Nobody knows yet how this will play out, but Anderson-Wallis says she doesn’t think the definition of “dependent” will have much impact.
“I don’t think we’ll see large employers not continue to cover spouses,” she says. “Benefits are seen as a way to attract and retain employees.”
If your spouse isn’t eligible for employer-sponsored coverage, then he or she will qualify for a tax credit to save money on a health plan in the new marketplace if your household income is less than 400 percent of the federal poverty level.
5. Crunch the numbers and pick the health insurance plan with the best value
Compare the out-of-pocket costs of each health plan if your employer offers a choice of plans. Your costs include:
- Doctor visits, urgent care and emergency room co-payments.

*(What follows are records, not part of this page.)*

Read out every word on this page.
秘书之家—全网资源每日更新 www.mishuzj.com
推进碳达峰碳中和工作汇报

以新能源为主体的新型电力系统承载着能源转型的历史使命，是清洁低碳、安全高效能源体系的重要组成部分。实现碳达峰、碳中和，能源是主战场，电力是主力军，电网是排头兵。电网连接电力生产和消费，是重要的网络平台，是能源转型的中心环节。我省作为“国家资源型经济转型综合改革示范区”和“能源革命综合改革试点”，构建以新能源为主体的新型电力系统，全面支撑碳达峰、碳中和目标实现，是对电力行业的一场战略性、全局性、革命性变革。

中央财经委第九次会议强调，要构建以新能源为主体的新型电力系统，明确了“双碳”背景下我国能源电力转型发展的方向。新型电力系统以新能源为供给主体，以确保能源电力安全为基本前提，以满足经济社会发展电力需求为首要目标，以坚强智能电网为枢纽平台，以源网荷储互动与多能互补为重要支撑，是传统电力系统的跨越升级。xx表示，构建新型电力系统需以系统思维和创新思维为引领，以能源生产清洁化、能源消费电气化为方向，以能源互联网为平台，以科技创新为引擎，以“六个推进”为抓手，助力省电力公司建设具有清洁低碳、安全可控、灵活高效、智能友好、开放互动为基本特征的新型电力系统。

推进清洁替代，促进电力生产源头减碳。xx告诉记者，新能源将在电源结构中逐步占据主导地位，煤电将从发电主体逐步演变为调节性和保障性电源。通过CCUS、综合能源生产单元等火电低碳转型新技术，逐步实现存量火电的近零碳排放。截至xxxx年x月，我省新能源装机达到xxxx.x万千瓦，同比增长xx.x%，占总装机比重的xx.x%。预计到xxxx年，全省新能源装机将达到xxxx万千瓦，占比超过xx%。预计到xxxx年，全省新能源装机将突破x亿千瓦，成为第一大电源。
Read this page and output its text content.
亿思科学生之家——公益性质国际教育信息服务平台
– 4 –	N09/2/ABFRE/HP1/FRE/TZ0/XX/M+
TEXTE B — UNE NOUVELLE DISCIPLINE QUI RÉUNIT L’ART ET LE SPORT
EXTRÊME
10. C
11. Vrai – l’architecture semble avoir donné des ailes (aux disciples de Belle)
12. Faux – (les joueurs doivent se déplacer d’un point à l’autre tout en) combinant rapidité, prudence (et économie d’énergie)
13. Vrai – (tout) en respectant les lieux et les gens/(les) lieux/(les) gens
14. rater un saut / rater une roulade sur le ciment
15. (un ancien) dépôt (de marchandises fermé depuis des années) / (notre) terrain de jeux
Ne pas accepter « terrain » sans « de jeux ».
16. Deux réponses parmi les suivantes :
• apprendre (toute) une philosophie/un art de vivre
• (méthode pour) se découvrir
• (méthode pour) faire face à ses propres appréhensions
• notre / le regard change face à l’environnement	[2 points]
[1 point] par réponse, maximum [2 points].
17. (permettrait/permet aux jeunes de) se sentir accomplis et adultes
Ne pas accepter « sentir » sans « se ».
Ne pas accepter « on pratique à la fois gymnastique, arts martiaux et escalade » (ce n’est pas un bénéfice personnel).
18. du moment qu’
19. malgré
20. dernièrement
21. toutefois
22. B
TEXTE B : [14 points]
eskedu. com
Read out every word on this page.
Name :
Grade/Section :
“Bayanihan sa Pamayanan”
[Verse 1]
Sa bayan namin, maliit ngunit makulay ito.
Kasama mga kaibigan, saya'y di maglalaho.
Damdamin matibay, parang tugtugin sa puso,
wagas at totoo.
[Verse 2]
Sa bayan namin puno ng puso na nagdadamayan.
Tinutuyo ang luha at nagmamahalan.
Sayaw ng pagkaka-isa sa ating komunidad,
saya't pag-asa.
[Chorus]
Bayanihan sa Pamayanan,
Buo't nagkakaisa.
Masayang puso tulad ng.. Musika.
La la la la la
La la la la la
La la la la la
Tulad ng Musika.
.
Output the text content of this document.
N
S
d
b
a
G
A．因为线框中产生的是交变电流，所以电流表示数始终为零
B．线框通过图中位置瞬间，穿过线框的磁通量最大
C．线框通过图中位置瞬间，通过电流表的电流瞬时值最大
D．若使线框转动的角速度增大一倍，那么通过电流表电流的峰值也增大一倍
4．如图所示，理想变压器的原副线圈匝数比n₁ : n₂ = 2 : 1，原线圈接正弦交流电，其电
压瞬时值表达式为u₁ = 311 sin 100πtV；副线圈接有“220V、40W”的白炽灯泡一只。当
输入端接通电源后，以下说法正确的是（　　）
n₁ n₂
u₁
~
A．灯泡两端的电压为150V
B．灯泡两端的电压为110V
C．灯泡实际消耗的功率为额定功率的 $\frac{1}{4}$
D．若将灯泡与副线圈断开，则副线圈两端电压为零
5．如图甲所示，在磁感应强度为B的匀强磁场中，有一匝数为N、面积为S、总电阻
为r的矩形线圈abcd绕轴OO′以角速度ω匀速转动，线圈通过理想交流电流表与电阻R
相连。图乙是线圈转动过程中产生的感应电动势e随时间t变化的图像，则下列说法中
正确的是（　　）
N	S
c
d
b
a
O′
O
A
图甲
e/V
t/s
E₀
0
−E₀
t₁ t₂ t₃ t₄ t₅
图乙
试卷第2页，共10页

- Coinsurance — the percentage the health plan pays after you satisfy the deductible.
- Prescription drug co-payments or coinsurance.
- Your portion of the premium.
Consider how often you go to the doctor, the medicines you take and what services you might need in the next year. Run some scenarios to see how much each health plan would cost, and choose one that meets your unique needs.
“Don’t just roll the dice without calculating,” Anderson-Wallis says.